American Express, IBM, and National Small Business United have gotten together on a study of business startups that projects a decline in startups over the next ten years. The reason is a decline in the demographic group that traditionally starts businesses -- twenty-five to forty-four-year-olds

The study also suggests that there's a significant churn rate in startups today, and that nine businesses close for every ten that open. They predict that churn rate will drop and perhaps the numbers will reverse themselves.

Finally, the study predicts that the flood of money pouring into dot coms will start to be more broadly dispersed among a range of business types.

WALLY's COMMENT . . .Two of those findings make a lot of sense to me. Changing demographics have almost always driven rises and declines in certain activity measures. Increase the number of sixteen to twenty-four-year-olds, for example, and crime rates go up.

It makes sense to look at why the twenty-five to forty-four-year-old group is the group that starts businesses. In part, it's because they get to a point where they've worked for awhile, and decide that working for someone else is not the way to go. In recent years, that may have happened involuntarily through down sizing, re-engineering, and other efficiency building but organization gutting tactics.

This is also an age where energy is up, there are more resources available than when people emerge from the educational pipe, and there's not a lot of vesting yet in pension plans and immovable benefit packages.

Okay, that one makes sense.
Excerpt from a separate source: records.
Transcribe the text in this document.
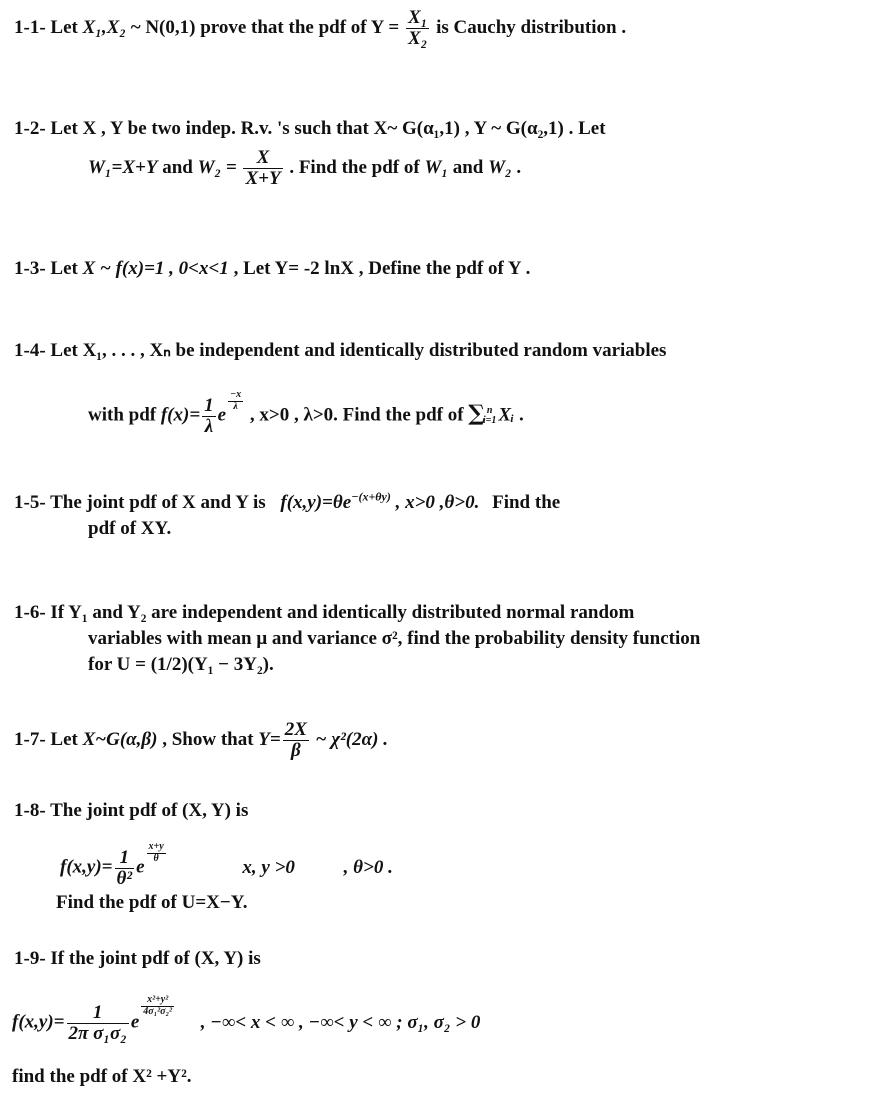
1-1- Let X₁,X₂ ~ N(0,1) prove that the pdf of $Y = \frac{\text{X₁}}{\text{X₂}}$ is Cauchy distribution .
1-2- Let X , Y be two indep. R.v. 's such that X~ G(α₁,1) , Y ~ G(α₂,1) . Let
W₁=X+Y and $W_2 = \frac{X}{X+Y}$ . Find the pdf of W₁ and W₂ .
1-3- Let X ~ f(x)=1 , 0<x<1 , Let Y= -2 lnX , Define the pdf of Y .
1-4- Let X₁, . . . , Xₙ be independent and identically distributed random variables
with pdf $f(x)= \frac{1}{\lambda}$ e
$\frac{-x}{\lambda}$
, x>0 , λ>0. Find the pdf of ∑ n
i=1 Xᵢ .
1-5- The joint pdf of X and Y is $f(x,y)=\theta e^{-(x+\theta y)}$ , x>0 ,θ>0. Find the
pdf of XY.
1-6- If Y₁ and Y₂ are independent and identically distributed normal random
variables with mean μ and variance σ², find the probability density function
for U = (1/2)(Y₁ − 3Y₂).
1-7- Let X~G(α,β) , Show that $Y= \frac{2X}{\beta}$ ~ χ²(2α) .
1-8- The joint pdf of (X, Y) is
$f(x,y)= \frac{1}{\text{θ²}}$ e
$\frac{x+y}{\theta}$
x, y >0	, θ>0 .
Find the pdf of U=X−Y.
1-9- If the joint pdf of (X, Y) is
$f(x,y)= \frac{1}{\text{2π σ₁σ₂}}$ e
$\frac{\text{x²+y²}}{\text{4σ₁²σ₂²}}$
, −∞< x < ∞ , −∞< y < ∞ ; σ₁, σ₂ > 0
find the pdf of X² +Y².
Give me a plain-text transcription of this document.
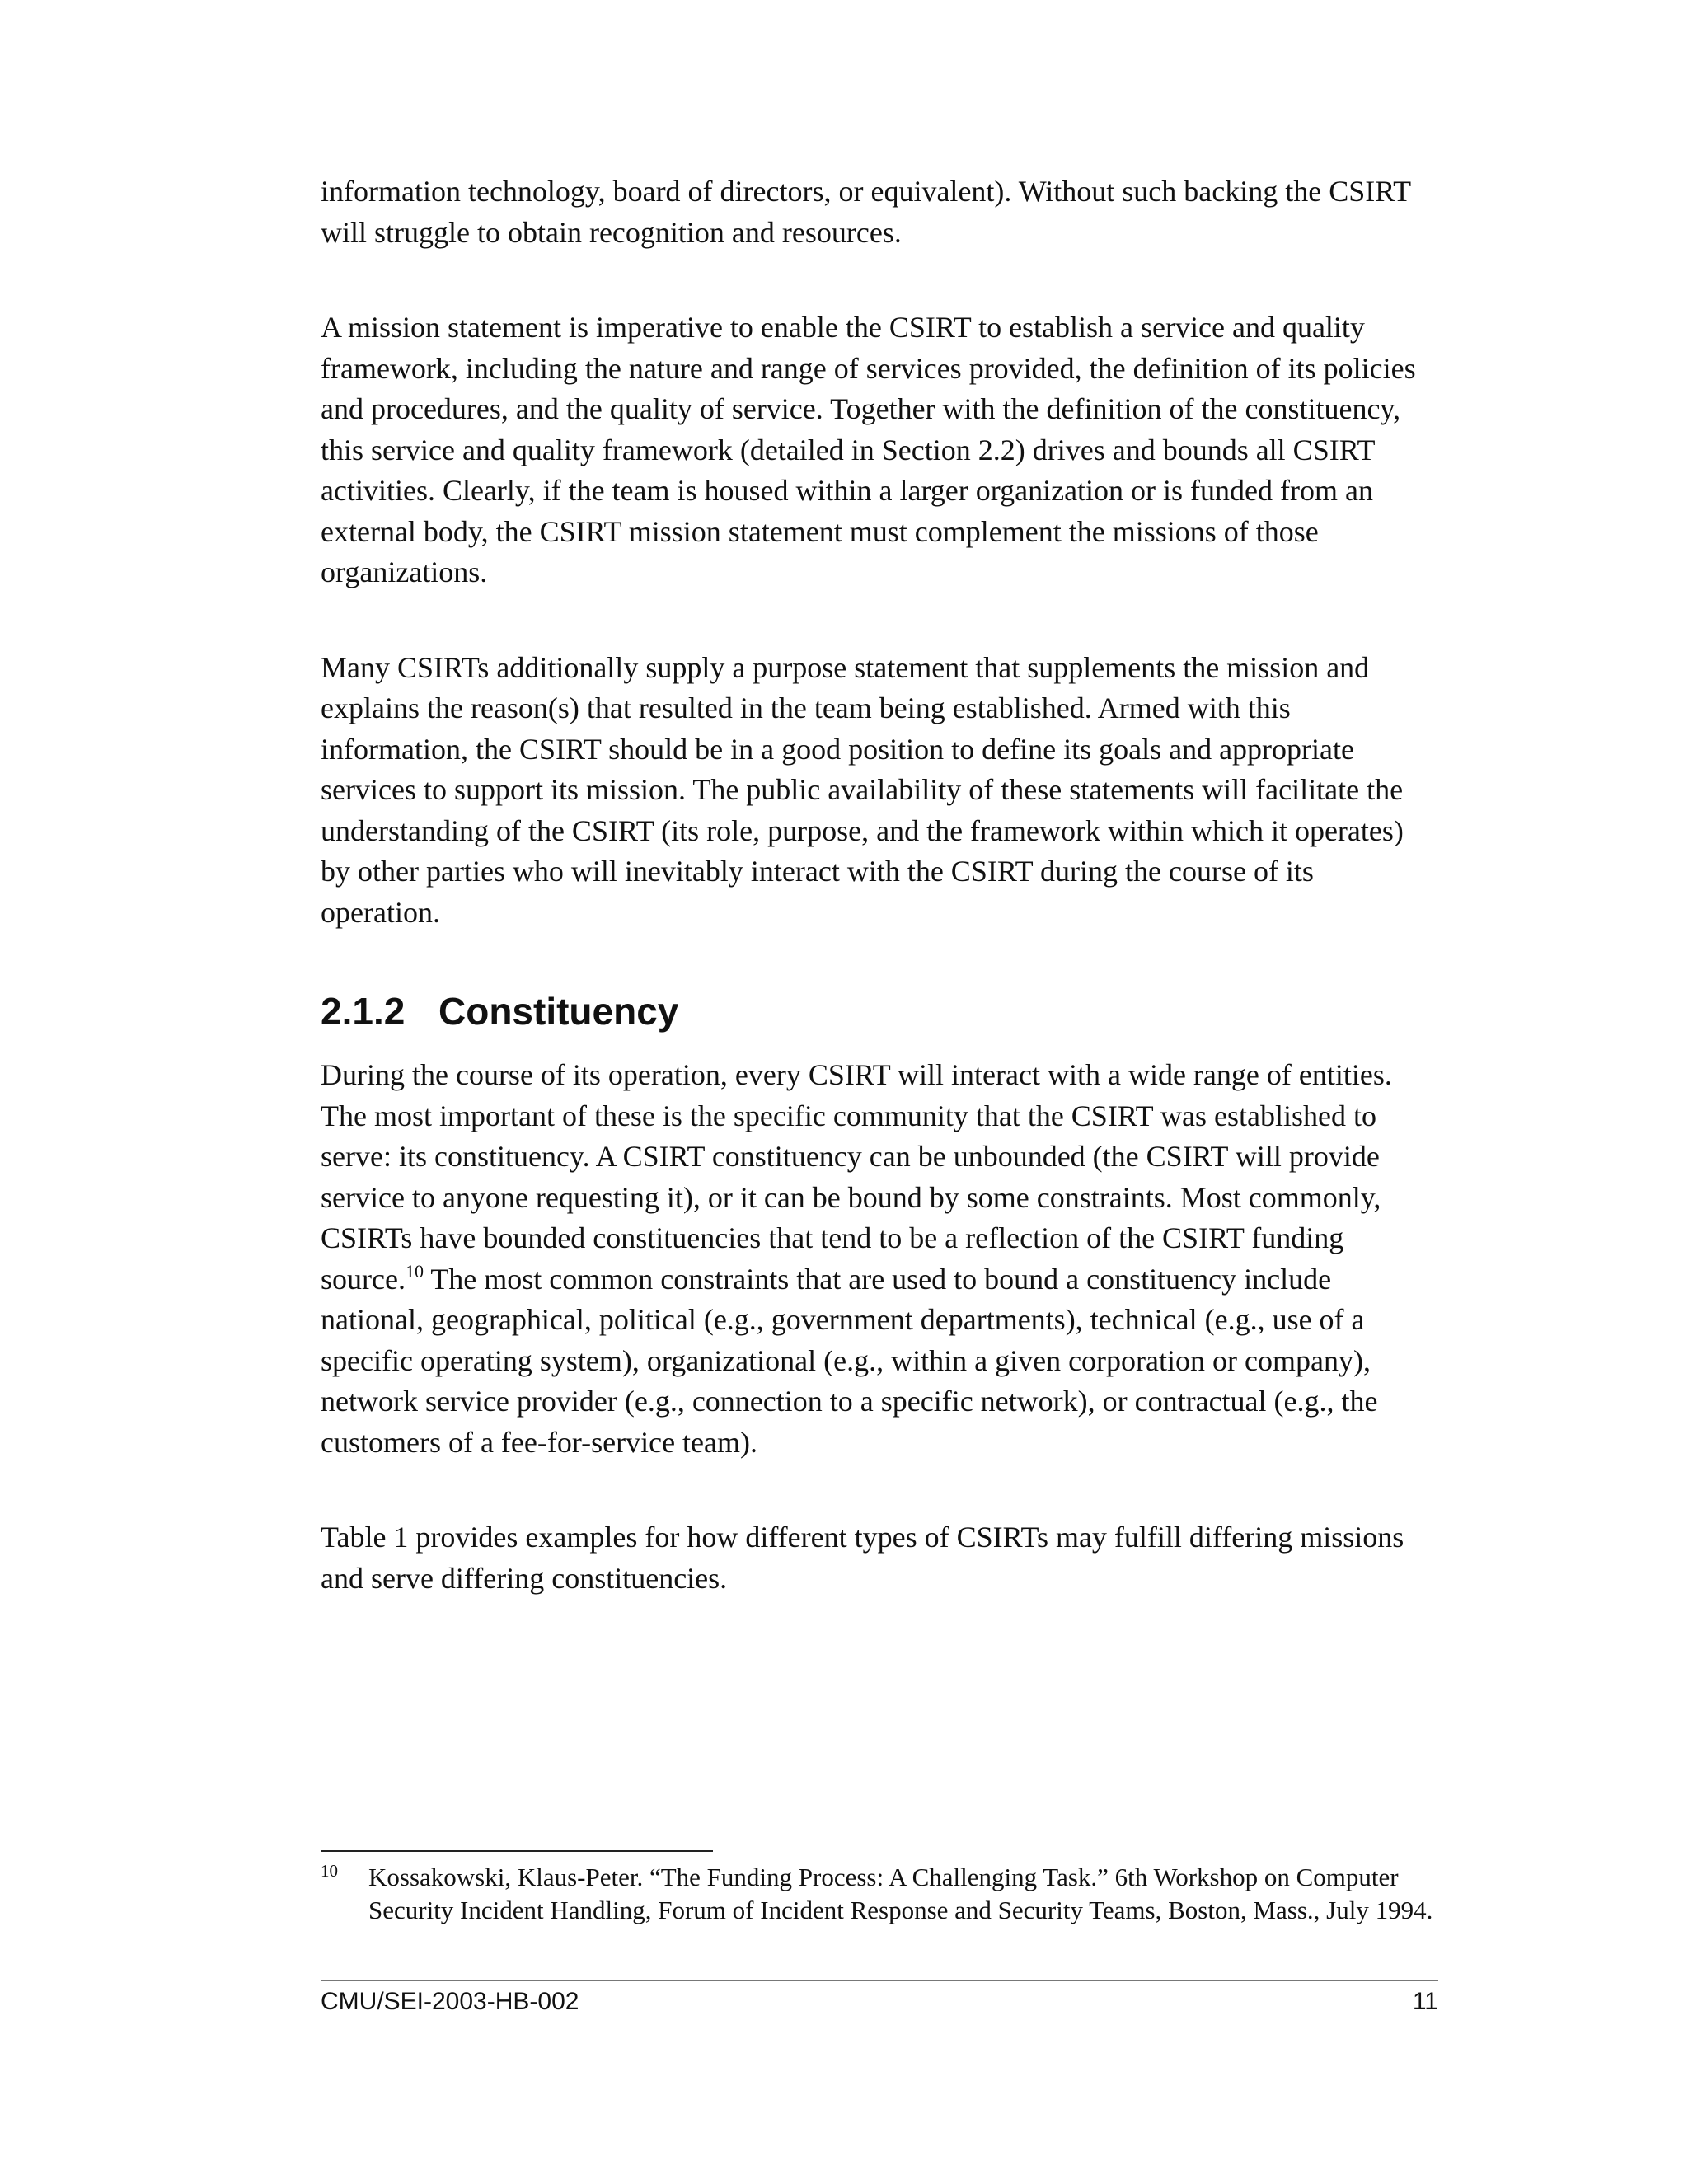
information technology, board of directors, or equivalent). Without such backing the CSIRT will struggle to obtain recognition and resources.

A mission statement is imperative to enable the CSIRT to establish a service and quality framework, including the nature and range of services provided, the definition of its policies and procedures, and the quality of service. Together with the definition of the constituency, this service and quality framework (detailed in Section 2.2) drives and bounds all CSIRT activities. Clearly, if the team is housed within a larger organization or is funded from an external body, the CSIRT mission statement must complement the missions of those organizations.

Many CSIRTs additionally supply a purpose statement that supplements the mission and explains the reason(s) that resulted in the team being established. Armed with this information, the CSIRT should be in a good position to define its goals and appropriate services to support its mission. The public availability of these statements will facilitate the understanding of the CSIRT (its role, purpose, and the framework within which it operates) by other parties who will inevitably interact with the CSIRT during the course of its operation.

2.1.2 Constituency

During the course of its operation, every CSIRT will interact with a wide range of entities. The most important of these is the specific community that the CSIRT was established to serve: its constituency. A CSIRT constituency can be unbounded (the CSIRT will provide service to anyone requesting it), or it can be bound by some constraints. Most commonly, CSIRTs have bounded constituencies that tend to be a reflection of the CSIRT funding source.$^{10}$ The most common constraints that are used to bound a constituency include national, geographical, political (e.g., government departments), technical (e.g., use of a specific operating system), organizational (e.g., within a given corporation or company), network service provider (e.g., connection to a specific network), or contractual (e.g., the customers of a fee-for-service team).

Table 1 provides examples for how different types of CSIRTs may fulfill differing missions and serve differing constituencies.

10	Kossakowski, Klaus-Peter. “The Funding Process: A Challenging Task.” 6th Workshop on Computer Security Incident Handling, Forum of Incident Response and Security Teams, Boston, Mass., July 1994.
CMU/SEI-2003-HB-002	11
The other one that makes sense to me is the change in the flow of capital from dot coms to other kinds of businesses.

First of all, the idea of a dot com as a particular kind of business is going to disappear, too. It will continue to exist in the same way that a catalog is a particular kind of business. It's just part of the business landscape if that's all you do, but lots of businesses will do dot com things just like they do catalog things.

Also, you can't expect even the most hallucinogenic investors to continue to value shares based on revenue when no profits are flowing in. You can't continue to see an economy grow, based on a burn rate of venture capital. This has got to stop, and it will.

When it does, there will be available investment money looking for places to light. Some of it will light in other parts of the stock market, but some of it will go to small-business startups.